Естественно, я знал Садовую улицу так же хорошо, как и все другие улицы нашего маленького города. Я ведь живу по соседству с Садовой.

— Знаю, — холодно ответил я немцу. — Иду как раз в ту сторону.

И я тут же сердито подумал, что следовало послать его совсем в другом направлении — пусть знал бы, что в Эстонии не каждый рвется в провожатые оккупантам. Но слова уже сорвались у меня с языка, и мы пошли рядом.

— Как хорошо, спокойно, — заговорил немецкий солдат. — Нечего бояться, что на тебя упадет бомба.

— Вы приехали с фронта?

— Прямо с фронта, из-под Ленинграда, — охотно ответил он. — Оттуда, где самый адский огонь.

Разговор наш шел, конечно, на немецком языке, на котором я болтал уже довольно бегло.

— Чего же вы Ленинград не берете? — спросил я для подначки.

— Сил не хватает, — ответил он с удивительной прямотой.

— Разве? А в газетах пишут, что… — Я попытался придать своему голосу изумление.

— Мало ли чего пишут в газете, — перебил он. — Словами еще ни одной войны не выиграли.

«Жизнь — странная штука, — подумал я. — Этот человек — немец, а говорит такие вещи, что…»

— Но Ленинград ведь окружен, — попытался я продолжить разговор.

— Вот то-то и удивительно, — подхватил он. — Ленинград в кольце. Жители голодают. Боеприпасов у советских солдат в обрез. А взять город мы не можем. Топчемся на одном и том же месте. Это просто выше моего разума.

— И что же будет? — спросил я.

— Чего там, — вздохнул он, — будем продолжать.

— Война может тянуться долго.

— Для одного дольше, для другого меньше. Отец у меня убит в Литве, старший брат прошлой зимой пропал без вести под Москвой. Для них война уже кончилась.

Я вспомнил своего отца. Может быть, и для него война уже кончилась?

Разговор прервался.
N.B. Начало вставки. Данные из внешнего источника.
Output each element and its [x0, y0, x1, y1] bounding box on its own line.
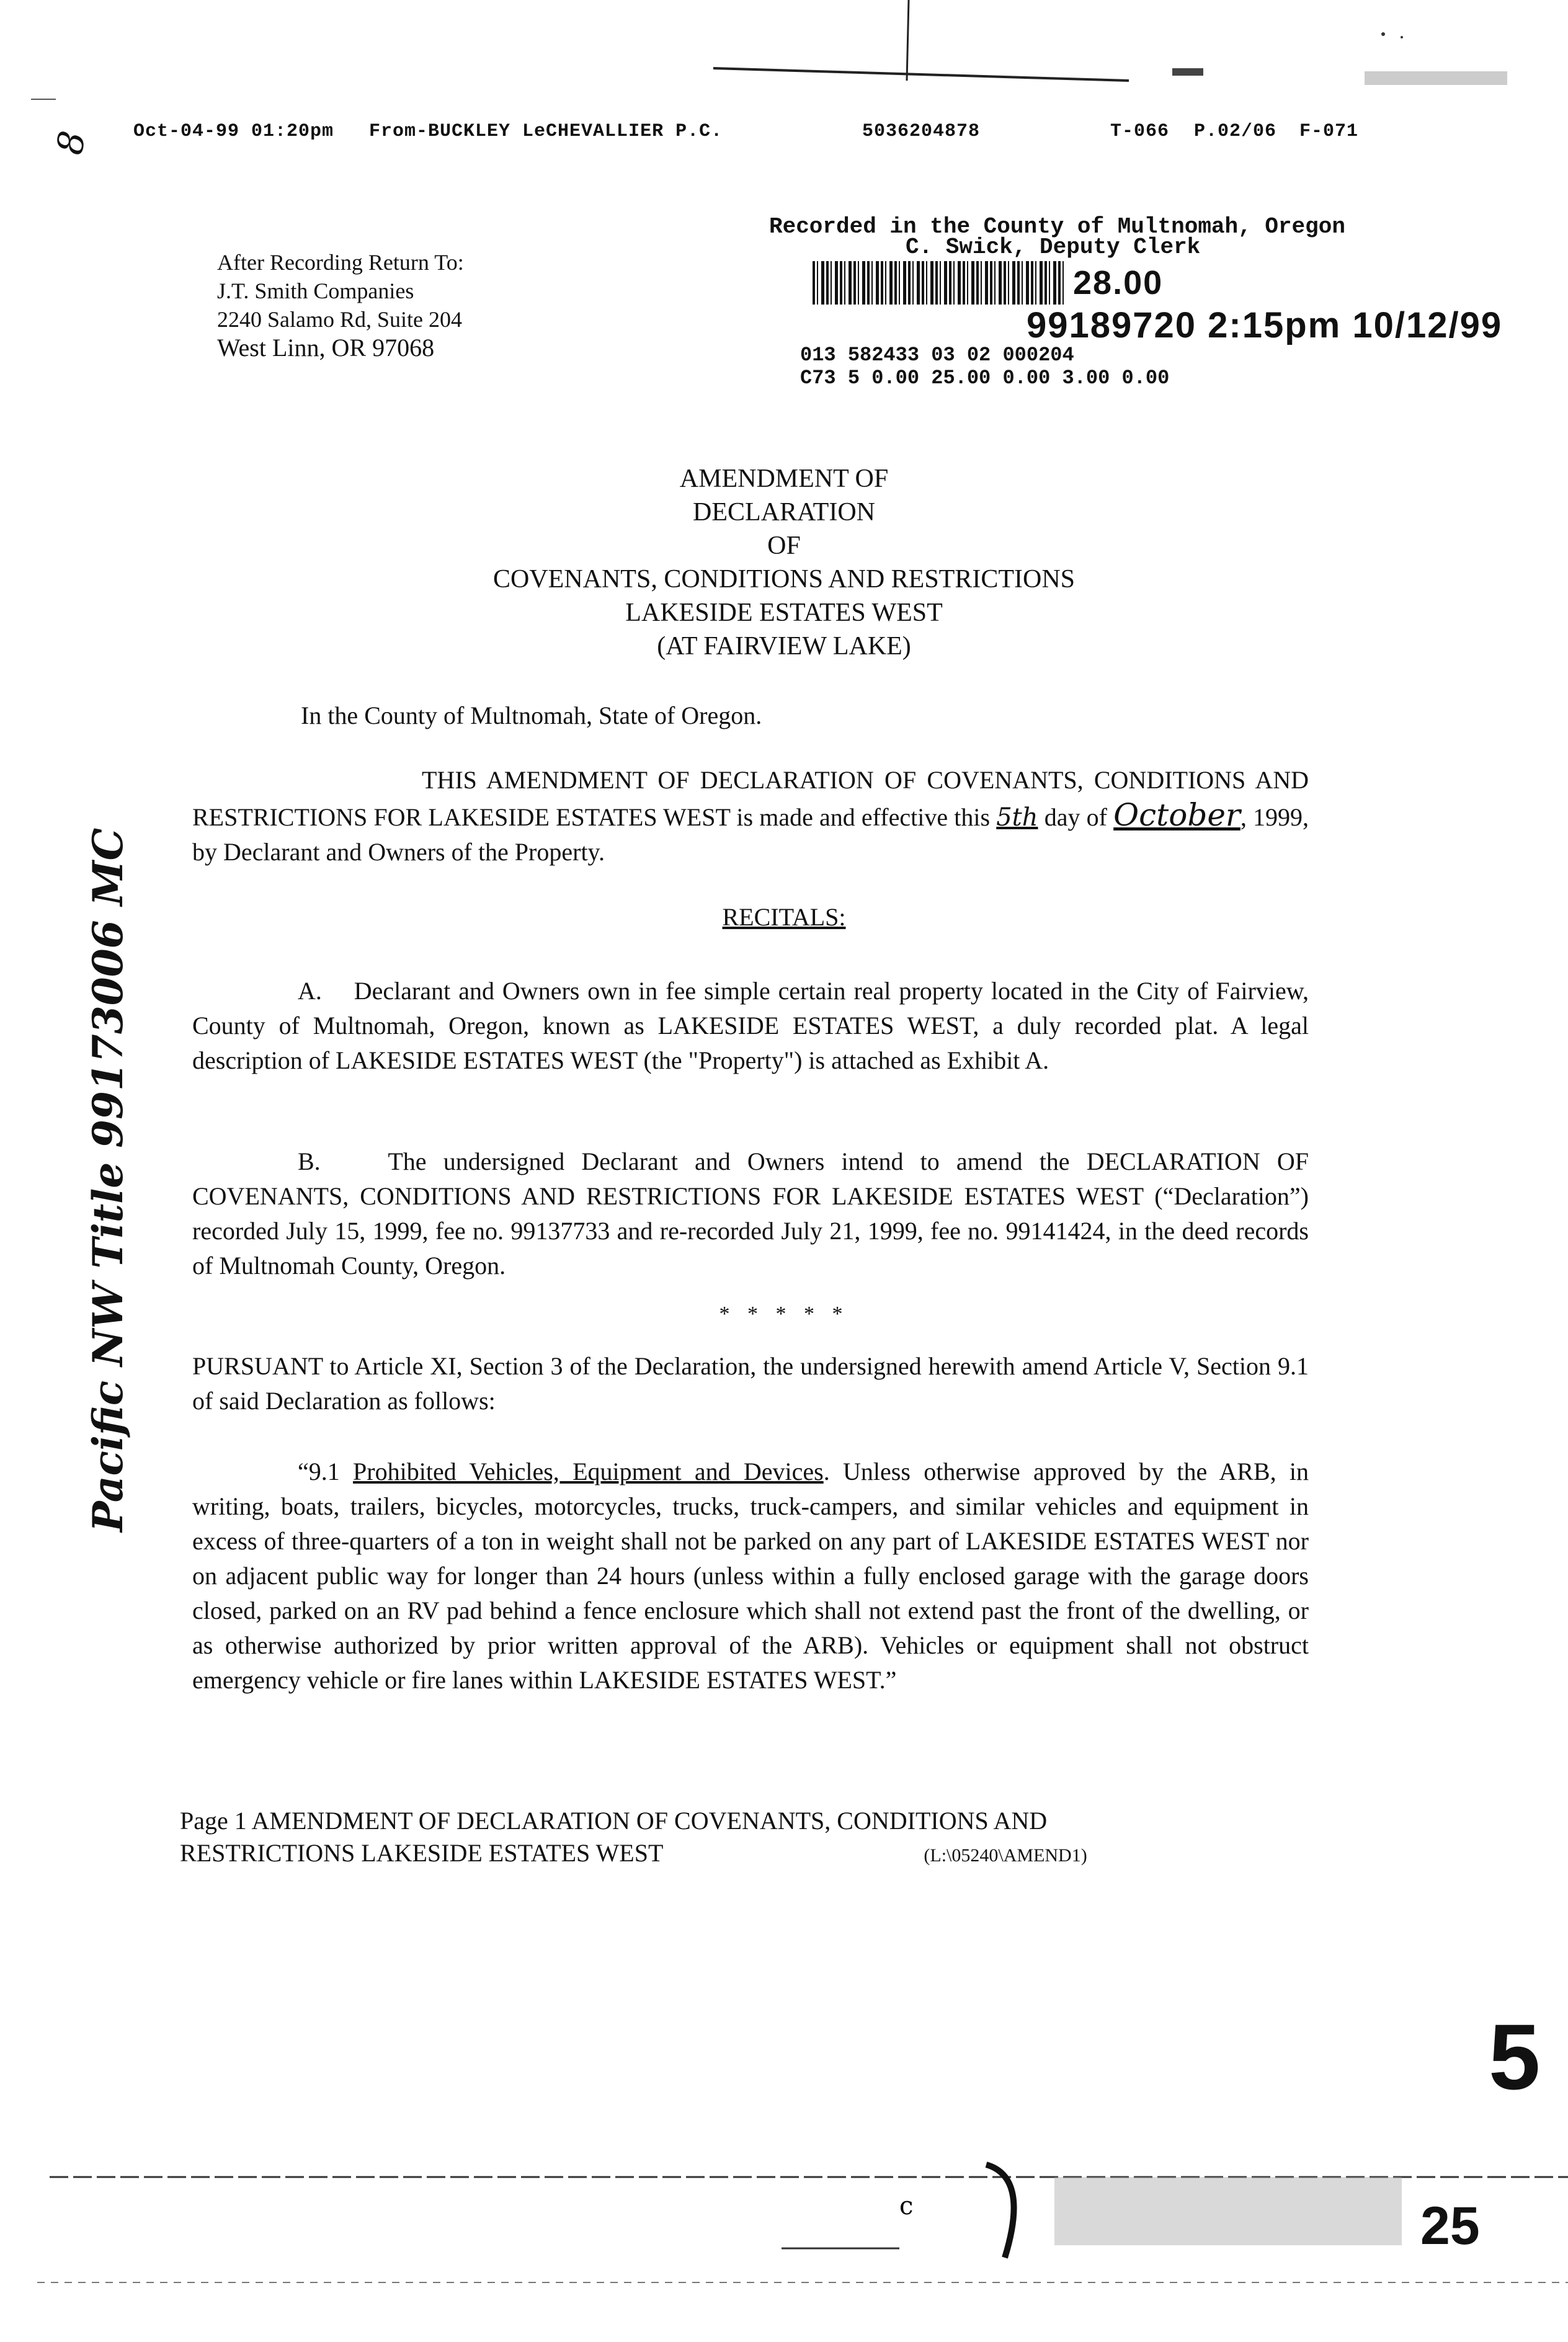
recording-stamp	[769, 214, 1503, 390]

Мы шли молча.

— На юге вы уже продвинулись до Сталинграда, — сказал я, чтобы нарушить молчание.

— Каждый метр нашего продвижения там стоит нам много жизней.

— Надо же приносить жертвы.

Немец не уловил иронии в моих словах.

— Во имя чего?

— Во имя победы.

Он приблизил свое лицо к моему, посмотрел на меня в упор и спросил:

— А вы верите, что Германия победит?

Однажды в деревне, у тети, я задал такой же точно вопрос немецкому унтер-офицеру. Унтер-офицер был уверен в победе Германии. Но этот солдат говорил на совсем другом языке. Вернее, язык-то был тот же самый, но слова словно не принадлежали немцу.